D'autres femmes rièrent de la plaisanterie de la jeune femme. Mais la paysanne aussi grande qu'un cheval clama de sa grosse voix:
-Faut pas dire ça, mamzelle Suzanne. On sait pas ce qu'il lui est arrivé au p'tiot. La guerre c'est facile pour personne. Et elle hocha la tête d'un air entendu, la face grave.
-En tout cas, il était en bien mauvais état quand ils l'ont ramené. Si, si j l'ai vu, et c'était pas beau à voir, déclama avec le plus grand sérieux la boulangère. Puis, tenant son public en haleine, elle reprit sur un ton plus bas, les yeux grands ouverts, la tête penchée en avant. On s'attendait presque à ce qu'elle révèle l'emplacement exacte du tombeau de Toutankhamon.
I parait même qu'il a un bout d'obus dans l'bras. Z'immaginé ? Ptet qu'on va devoir lui couper. Et même qui pourra plus marcher tellement il l'ont abimé. Ca se trouve à l'heure où j'vous parle, il est ptet d'ja mort, dit la boulangère, aussi sérieuse qu'un pape.Elle se redressa, jetant un regard flamboyant à la foule se tenant à face à elle. Puis, dans un grand sourire, elle dit d'une voix forte et claironnante :
-Vous voulez un pain ou deux, ma p'tite Marie ?
Tous les regards convergèrent alors sur la jeune femme qui sentit passer sur son corps chaque regard comme des minuscules rayons ardents. Elle sentit ses joues s'enflammer et elle baissa immédiatement les yeux.
Depuis qu'elle était toute petite, elle avait toujours eu du mal à tenir une conversation et à établir une véritable relation avec son entourage.
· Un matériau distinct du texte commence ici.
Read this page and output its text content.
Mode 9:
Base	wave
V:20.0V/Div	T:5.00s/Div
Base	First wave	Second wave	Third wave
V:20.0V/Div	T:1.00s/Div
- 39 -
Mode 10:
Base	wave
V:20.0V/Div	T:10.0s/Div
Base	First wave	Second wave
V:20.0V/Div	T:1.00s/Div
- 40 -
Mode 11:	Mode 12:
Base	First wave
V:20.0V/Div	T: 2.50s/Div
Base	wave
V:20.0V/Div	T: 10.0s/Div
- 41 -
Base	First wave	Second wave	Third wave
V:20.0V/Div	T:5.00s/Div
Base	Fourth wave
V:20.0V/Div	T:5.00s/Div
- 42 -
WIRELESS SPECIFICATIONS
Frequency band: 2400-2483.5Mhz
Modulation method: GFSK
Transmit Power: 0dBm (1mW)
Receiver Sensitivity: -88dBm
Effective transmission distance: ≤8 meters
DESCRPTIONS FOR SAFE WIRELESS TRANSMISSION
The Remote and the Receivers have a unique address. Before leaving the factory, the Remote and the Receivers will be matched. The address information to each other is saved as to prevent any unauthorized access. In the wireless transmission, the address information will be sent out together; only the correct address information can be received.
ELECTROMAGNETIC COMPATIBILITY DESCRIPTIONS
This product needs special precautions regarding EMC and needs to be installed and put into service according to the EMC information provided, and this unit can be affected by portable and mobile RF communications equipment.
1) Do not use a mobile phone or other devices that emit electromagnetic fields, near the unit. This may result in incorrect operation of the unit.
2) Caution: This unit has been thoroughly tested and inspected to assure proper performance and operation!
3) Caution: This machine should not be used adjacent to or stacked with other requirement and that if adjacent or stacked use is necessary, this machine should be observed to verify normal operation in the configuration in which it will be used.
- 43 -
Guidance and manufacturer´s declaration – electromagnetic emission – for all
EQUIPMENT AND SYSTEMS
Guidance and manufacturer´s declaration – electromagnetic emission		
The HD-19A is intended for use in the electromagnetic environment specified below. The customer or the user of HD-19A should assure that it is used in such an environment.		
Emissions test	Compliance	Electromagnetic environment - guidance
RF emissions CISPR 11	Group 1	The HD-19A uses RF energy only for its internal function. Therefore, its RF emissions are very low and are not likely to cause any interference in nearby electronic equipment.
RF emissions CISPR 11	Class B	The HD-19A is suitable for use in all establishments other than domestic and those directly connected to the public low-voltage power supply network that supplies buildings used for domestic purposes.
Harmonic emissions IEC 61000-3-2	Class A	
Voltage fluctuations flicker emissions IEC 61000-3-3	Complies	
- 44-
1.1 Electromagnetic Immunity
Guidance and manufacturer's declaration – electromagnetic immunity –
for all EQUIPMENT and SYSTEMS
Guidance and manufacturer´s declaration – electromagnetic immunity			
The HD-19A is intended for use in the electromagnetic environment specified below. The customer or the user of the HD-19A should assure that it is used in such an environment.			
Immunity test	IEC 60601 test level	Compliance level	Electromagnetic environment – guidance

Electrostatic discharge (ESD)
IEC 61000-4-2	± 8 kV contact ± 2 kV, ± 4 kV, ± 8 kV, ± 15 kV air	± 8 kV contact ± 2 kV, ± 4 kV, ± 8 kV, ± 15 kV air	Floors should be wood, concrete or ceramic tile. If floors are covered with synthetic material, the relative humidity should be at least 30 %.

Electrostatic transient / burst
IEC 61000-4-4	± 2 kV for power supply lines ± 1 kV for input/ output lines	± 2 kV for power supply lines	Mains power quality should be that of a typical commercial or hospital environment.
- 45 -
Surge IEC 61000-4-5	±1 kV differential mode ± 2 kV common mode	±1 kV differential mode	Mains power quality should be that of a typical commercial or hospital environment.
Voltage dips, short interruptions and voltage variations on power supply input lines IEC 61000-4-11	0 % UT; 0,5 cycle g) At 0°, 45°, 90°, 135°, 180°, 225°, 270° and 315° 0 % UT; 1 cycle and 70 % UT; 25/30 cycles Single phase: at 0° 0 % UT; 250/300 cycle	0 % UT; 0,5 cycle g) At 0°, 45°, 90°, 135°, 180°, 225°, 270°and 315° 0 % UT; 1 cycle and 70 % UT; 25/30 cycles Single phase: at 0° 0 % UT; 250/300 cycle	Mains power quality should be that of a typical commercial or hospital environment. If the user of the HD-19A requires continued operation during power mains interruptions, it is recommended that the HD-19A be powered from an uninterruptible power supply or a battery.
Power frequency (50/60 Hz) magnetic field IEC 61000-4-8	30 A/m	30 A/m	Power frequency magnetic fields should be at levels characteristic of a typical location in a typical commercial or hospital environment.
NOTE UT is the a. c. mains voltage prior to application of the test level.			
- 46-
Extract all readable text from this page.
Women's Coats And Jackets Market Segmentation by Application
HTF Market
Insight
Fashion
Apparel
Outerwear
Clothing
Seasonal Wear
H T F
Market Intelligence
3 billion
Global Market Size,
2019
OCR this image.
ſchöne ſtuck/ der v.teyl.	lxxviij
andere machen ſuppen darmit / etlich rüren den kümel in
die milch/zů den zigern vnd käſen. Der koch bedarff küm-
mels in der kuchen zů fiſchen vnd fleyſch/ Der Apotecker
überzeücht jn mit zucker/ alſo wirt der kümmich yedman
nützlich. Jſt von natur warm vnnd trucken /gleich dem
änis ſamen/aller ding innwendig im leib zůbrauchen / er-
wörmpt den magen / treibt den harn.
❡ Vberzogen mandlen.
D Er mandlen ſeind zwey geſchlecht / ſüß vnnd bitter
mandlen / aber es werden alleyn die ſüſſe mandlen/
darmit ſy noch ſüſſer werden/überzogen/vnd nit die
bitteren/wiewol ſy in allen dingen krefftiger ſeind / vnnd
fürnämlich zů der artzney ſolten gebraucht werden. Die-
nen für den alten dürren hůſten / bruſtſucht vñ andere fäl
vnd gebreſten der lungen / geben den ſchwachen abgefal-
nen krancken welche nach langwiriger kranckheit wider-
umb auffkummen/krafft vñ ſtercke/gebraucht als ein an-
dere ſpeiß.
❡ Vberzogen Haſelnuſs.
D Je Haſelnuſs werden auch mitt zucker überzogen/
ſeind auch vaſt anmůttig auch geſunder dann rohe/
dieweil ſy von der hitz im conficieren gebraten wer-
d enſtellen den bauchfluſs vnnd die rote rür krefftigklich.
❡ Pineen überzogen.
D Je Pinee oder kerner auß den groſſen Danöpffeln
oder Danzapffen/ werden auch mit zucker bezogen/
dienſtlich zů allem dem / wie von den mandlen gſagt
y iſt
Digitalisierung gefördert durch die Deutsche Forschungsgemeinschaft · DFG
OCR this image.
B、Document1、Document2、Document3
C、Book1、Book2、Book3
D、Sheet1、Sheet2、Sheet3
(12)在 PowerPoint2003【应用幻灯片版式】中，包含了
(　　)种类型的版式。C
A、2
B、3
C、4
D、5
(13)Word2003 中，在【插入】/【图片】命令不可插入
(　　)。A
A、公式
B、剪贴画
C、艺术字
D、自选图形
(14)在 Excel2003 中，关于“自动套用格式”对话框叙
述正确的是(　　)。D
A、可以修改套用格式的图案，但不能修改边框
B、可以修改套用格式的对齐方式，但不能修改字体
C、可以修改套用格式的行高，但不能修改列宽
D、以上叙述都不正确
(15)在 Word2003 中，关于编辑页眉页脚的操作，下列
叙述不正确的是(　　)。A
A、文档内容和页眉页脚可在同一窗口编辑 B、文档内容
Enfant, elle jouait très peu avec les petites de son âge et le temps n'y avait rien changé. Elle ne comprenait ni leurs critiques parfois mesquines, ni leurs conversations pleines de banalité et de superficialité. Comment pouvait-on autant s'intéresser à des morceaux de tissu alors que la guerre faisait rage et parler sur un ton aussi badin de la mort prochaine d'un homme ? Non, vraiment, elle ne comprenait pas. Au sein de la foule, elle étouffait. Elle préférer s'enfuir loin dans la campagne, libre et apaisée. Elle aimait la solitude et les seules personnes avec qui elle établissait une réelle relation de confiance était sa mère et son frère.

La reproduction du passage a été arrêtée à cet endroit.